Phosphorylation at different sites changes amyloid fibril structure and pathological properties of α-synuclein (#24)
α-synuclein (α-syn) plays important roles in the pathology of multiple neurodegenerative diseases. Phosphorylation, as a post-translational modification, has been proposed to regulate the process of synucleinopathies. However, it remains unclear that how phosphorylation at specific sites regulates the structure and properties of α-syn. In this series of work, we synthesized homogeneous α-synuclein with phosphorylation at different sites using expression protein ligation strategy, respectively. Phosphorylation changes strains of α-syn fibrils, leading to distinct fibril characteristics, cellular toxicity1, and cell-to-cell transmission properties of α-synuclein.2 Cryo-EM revealed that phosphorylation at distinct sites results in rearrangements of amyloid fibril structure. These fibril structures explain some properties of different phosphorylated α-syn fibrils and their formation mechanisms.3 This series of work highlights the importance of posttranslational modifications in the progression of degenerative diseases.
Figure 1. Phosphorylation at specific sites influences α-syn fibril structure and properties. Left: pS129 enhances α-syn pathological transmission.2 Right: pY39 rearranges α-syn fibril structure.3
- Ma, M. R.; Hu, Z. W.; Zhao, Y. F.; Chen, Y. X.; Li, Y. M., Sci. Rep. 2016, 6, 37130.
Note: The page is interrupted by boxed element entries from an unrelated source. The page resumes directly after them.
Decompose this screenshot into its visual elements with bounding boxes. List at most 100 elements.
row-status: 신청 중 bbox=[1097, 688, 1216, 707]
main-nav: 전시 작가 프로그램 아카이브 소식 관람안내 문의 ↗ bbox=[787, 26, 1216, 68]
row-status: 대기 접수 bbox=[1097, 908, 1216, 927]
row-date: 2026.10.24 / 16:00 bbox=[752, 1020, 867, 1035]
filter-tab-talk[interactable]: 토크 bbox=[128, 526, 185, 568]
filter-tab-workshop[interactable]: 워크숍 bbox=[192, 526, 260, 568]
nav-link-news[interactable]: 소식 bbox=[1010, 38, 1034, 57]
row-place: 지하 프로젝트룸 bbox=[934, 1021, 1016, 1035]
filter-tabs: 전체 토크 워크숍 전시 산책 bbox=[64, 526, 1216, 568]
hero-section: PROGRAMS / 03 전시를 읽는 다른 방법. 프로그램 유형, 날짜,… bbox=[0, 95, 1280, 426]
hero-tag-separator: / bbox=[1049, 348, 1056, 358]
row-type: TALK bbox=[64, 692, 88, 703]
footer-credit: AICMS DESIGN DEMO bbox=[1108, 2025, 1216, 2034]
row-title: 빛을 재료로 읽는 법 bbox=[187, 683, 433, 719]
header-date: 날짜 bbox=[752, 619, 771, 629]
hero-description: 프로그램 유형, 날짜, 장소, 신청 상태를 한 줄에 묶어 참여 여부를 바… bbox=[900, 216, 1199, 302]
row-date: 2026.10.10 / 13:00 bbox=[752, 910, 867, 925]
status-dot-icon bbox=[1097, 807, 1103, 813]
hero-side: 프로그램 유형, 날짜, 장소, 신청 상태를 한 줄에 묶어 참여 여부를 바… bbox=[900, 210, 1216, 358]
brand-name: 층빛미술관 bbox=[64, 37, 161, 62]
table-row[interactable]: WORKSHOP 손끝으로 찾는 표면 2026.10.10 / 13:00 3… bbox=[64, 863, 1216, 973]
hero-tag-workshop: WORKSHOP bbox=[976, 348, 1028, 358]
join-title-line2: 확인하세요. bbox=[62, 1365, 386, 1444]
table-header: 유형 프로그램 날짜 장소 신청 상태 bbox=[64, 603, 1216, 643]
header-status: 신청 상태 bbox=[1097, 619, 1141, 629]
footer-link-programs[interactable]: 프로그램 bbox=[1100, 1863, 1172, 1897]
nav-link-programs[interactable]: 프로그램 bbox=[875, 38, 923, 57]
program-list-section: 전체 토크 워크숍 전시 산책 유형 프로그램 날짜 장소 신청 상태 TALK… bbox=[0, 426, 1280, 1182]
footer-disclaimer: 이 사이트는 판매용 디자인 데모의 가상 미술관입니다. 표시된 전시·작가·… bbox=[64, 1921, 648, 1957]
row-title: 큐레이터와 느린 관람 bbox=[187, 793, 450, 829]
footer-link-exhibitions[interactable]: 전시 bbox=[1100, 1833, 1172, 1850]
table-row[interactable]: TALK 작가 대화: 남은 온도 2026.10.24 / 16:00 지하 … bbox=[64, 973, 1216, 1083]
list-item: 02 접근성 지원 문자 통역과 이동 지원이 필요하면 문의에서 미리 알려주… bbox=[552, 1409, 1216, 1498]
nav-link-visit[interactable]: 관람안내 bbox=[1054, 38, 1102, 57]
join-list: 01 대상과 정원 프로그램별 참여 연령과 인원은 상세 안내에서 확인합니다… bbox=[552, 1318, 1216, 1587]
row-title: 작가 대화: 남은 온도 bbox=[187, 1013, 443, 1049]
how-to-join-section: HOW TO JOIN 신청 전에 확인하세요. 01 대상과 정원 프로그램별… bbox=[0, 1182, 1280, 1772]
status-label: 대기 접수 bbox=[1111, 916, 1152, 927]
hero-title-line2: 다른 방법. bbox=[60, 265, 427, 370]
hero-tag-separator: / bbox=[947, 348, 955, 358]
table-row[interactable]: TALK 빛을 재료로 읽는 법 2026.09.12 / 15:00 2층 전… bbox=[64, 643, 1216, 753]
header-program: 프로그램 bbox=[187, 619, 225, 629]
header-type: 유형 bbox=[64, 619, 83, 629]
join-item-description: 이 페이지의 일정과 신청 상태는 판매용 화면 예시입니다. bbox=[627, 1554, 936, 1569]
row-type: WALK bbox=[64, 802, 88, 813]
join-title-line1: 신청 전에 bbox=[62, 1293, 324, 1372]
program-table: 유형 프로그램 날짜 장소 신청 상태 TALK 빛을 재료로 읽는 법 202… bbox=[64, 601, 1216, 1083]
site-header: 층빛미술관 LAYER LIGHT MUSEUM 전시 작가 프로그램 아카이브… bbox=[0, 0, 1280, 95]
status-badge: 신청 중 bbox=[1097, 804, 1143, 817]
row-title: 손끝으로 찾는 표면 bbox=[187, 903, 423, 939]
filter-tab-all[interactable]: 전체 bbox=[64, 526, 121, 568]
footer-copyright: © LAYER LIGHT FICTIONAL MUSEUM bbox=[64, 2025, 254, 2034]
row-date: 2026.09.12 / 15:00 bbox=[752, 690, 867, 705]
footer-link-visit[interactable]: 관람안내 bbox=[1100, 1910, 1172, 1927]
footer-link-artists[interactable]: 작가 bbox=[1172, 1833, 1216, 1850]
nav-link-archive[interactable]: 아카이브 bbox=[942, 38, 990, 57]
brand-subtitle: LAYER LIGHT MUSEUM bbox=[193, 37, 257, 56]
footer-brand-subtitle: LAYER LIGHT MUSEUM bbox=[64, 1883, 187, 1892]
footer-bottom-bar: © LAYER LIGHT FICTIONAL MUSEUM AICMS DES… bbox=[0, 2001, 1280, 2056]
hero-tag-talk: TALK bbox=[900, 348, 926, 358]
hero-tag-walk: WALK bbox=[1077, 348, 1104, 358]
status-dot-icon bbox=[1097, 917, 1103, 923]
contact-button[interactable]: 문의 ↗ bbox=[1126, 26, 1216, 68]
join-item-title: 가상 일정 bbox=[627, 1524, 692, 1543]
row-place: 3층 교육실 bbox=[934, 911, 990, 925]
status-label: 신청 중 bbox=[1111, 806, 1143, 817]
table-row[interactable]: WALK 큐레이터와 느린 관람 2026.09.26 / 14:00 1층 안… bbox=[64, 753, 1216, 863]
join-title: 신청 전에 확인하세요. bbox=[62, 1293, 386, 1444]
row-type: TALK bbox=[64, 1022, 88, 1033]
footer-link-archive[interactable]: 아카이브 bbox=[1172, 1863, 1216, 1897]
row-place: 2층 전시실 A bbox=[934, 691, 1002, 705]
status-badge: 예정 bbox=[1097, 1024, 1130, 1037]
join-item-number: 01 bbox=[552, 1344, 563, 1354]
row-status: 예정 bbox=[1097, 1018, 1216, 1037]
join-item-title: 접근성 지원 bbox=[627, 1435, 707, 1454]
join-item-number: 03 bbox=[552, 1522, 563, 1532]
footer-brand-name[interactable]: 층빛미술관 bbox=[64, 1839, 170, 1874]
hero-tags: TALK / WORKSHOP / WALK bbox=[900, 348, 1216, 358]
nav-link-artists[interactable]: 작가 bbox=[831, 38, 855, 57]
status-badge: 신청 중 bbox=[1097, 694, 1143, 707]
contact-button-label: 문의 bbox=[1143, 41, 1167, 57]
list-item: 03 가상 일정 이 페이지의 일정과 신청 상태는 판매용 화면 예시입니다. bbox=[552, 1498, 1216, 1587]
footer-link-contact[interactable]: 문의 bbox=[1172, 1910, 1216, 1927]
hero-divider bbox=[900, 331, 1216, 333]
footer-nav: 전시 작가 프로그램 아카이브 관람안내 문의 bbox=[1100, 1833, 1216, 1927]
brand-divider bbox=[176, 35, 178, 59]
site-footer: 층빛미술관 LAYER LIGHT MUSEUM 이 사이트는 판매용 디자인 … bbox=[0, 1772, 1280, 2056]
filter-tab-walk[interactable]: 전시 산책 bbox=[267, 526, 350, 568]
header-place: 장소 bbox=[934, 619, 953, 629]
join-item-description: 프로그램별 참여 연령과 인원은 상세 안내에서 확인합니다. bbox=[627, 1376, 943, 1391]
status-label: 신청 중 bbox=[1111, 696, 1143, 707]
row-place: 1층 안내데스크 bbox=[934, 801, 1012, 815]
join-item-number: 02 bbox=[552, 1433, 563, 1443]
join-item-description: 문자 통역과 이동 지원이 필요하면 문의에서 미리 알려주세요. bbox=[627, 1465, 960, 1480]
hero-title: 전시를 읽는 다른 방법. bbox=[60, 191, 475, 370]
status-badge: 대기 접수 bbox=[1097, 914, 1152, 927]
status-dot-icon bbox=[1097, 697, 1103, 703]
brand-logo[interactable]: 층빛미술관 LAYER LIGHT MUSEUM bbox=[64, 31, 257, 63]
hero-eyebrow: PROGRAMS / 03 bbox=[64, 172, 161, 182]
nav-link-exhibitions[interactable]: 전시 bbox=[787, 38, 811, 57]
- Zhang, S.; Liu, Y. Q.; Jia, C.; Lim, Y. J.; Feng, G.; Xu, E.; Long, H.; Kimura, Y.; Tao, Y.; Zhao, C.; Wang, C.; Liu, Z.; Hu, J. J.; Ma, M. R.; Liu, Z.; Jiang, L.; Li, D.; Wang, R.; Dawson, V. L.; Dawson, T. M.; Li, Y. M.; Mao, X.; Liu, C., Proc. Natl. Acad. Sci. U. S. A. 2021, 118 (26), e2011196118.
- Zhao, K.; Lim, Y. J.; Liu, Z.; Long, H.; Sun, Y.; Hu, J. J.; Zhao, C.; Tao, Y.; Zhang, X.; Li, D.; Li, Y. M.; Liu, C., Proc. Natl. Acad. Sci. U. S. A. 2020, 117 (33), 20305-20315.